I often see myself like this.
—Did you also make them watch Bergman films when they were ten years old?
— No, but I took them to demonstrations, I played them black and white films and I took them to see Guernica when they were four years old with them like: «What are we doing here? I indoctrinated them. But they don’t allow themselves and I don’t force them, like my father. But you try to model them and bring them closer to your sphere of influence. Although I always tried to do it for fun, not like my father. make read Levitical from the Bible to a 12-year-old girl… well, I don’t know, maybe that’s why she hates reading it.
— He places his story in A Coruña, but calls it Marineda in a novelistic way.
“He went out alone. It was automatic. My father told me a long time ago that Emilia Pardo Bazán used that resource. And yes, a very nostalgic portrait was made of that city in the eighties and the place of my childhood: Italian, Ibense, pancakes with cream from Linaro, Santa Margarita Hill, the garden in Méndez Núñez, the places for those that my grandfather took me to eat in La Marino, or Remo , Bonilla…
Author: MARCOS MIGUEZ
There is a lot of drama, but with humor. Is it a savior?
– Yes, it saves me from everything. It is the sieve through which you look at life and through which you also look at yourself. The first one who looks funny and laughs at himself is me. Nothing is that important and no one is that important. Everything must be looked at with a certain doubt and a certain wonder. As a child: I don’t like this, next.
— In the book, you mentioned the missing Casa Enrique on Calle Compostela and its baths.
— I grew up in Enrique, peeing standing up in that bathroom with those dirty walls. I remember skewers with cheese and anchovies. They gave us some money, sometimes. buy an exaggerated surprise at the bookstore next door. The posh parents went to the Canton Bar, which even gave out fries, and they took us to Enrique.
“Sexual abuse is not only committed by men”

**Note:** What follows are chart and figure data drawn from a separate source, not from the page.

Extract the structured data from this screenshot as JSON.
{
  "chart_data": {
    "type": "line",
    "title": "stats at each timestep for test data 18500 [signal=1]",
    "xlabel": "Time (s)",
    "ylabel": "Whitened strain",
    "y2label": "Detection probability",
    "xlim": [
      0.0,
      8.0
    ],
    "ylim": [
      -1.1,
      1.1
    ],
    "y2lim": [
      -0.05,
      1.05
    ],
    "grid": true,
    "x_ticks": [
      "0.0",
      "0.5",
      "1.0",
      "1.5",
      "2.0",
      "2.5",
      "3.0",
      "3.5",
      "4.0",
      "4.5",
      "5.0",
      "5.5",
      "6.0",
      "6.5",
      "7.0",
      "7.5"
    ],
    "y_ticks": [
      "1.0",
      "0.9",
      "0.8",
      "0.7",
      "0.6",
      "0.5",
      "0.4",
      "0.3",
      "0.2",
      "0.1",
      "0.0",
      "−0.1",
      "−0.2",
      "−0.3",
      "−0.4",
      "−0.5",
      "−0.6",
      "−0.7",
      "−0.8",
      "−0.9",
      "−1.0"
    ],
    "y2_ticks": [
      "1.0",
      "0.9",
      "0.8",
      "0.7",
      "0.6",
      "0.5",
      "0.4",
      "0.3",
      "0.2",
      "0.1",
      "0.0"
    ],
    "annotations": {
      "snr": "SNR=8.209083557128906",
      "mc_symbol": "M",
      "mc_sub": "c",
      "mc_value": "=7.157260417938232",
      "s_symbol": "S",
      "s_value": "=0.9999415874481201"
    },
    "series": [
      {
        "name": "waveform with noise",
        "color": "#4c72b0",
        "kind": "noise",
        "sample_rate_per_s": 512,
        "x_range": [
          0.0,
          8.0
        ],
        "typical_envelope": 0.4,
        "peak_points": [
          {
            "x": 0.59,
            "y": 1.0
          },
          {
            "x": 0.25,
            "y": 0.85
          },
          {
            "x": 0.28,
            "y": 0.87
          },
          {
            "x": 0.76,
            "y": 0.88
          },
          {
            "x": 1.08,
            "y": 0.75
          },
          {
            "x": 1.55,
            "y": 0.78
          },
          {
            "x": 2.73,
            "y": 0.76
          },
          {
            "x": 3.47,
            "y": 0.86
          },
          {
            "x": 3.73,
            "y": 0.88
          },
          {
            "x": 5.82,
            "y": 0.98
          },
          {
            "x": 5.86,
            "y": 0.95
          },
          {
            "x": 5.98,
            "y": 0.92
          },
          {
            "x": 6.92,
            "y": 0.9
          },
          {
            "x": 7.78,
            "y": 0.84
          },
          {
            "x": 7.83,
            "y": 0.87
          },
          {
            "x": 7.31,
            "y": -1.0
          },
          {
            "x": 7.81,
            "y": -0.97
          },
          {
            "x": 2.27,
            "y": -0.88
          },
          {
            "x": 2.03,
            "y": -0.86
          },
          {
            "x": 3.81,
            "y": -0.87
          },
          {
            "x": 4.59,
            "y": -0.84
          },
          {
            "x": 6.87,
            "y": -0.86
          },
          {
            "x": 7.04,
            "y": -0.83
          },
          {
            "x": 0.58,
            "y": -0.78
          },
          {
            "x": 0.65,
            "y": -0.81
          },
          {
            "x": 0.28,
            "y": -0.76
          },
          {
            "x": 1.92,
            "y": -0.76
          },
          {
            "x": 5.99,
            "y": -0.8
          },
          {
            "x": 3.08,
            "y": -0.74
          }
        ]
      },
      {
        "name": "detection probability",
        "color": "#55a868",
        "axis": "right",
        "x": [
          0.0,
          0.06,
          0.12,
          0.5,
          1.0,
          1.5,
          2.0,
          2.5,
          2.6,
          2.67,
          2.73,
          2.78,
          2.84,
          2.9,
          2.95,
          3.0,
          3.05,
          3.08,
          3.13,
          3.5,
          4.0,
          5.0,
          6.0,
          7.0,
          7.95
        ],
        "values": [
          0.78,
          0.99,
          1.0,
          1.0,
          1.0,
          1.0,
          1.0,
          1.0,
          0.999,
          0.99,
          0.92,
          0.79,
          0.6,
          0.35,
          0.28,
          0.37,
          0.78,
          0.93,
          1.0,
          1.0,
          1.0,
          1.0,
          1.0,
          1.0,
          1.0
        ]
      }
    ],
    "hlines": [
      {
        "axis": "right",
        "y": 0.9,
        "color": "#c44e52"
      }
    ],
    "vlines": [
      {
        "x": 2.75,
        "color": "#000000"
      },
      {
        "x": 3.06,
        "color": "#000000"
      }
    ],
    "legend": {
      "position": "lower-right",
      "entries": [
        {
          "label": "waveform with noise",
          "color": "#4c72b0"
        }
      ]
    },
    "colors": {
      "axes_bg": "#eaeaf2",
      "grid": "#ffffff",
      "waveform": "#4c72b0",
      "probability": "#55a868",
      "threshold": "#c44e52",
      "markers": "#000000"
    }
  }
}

Apart from those places in A Coruña that immediately arouse nostalgia in those who knew them, u Salt others seem much murkier. For example, the Rex cinema, where the protagonist’s grandmother used to go to watch X movies in an atmosphere of filth. “That woman gave me many good and bad things, because she was very dark. He was born at the wrong time. So there was enormous hypocrisy. Couldn’t my grandmother have lovers? You couldn’t watch porn like them? Why was she a grandmother?”, asks the author. “What he couldn’t do was cross certain boundaries, which he crossed,” he adds.
— Despite locating the time when sexual liberation supposedly took place, there is a very dark side to your book.
– There is a part Salt which talks about dark or incomprehensible areas of people in our family. The human soul is sometimes full of shadow zones. This includes the closest people. There is an episode of completely unexpected abuse of the main character, more precisely a woman. Sexual abuse is not only committed by men.
— After that progressive phenomenon, was machismo still in effect?
— Many liberals of that time were extremely macho. They did things like separating and leaving a woman with children, without taking responsibility for those children. My father, for example, did not pay my mother a penny of child support. They liked to have intellectually powerful and politically engaged partners, but they also demanded that the food be ready and the children taken care of.
Are you worried about the reaction of your loved ones when they read it?
“Obviously it’s something I’ve thought about. I tried to be as considerate as possible to the people I love who are alive, but when you’re writing something autobiographical, you can’t worry about the judgment of others. you must be beautiful destroyer and jump into a swimming pool without water. If self-censorship is done, the story loses its meaning, for the writer and for the reader. I don’t think anyone in my family is surprised by what I’m saying. Whether they will accept them or not is another story. Everything is subjective, and so is the story of our life.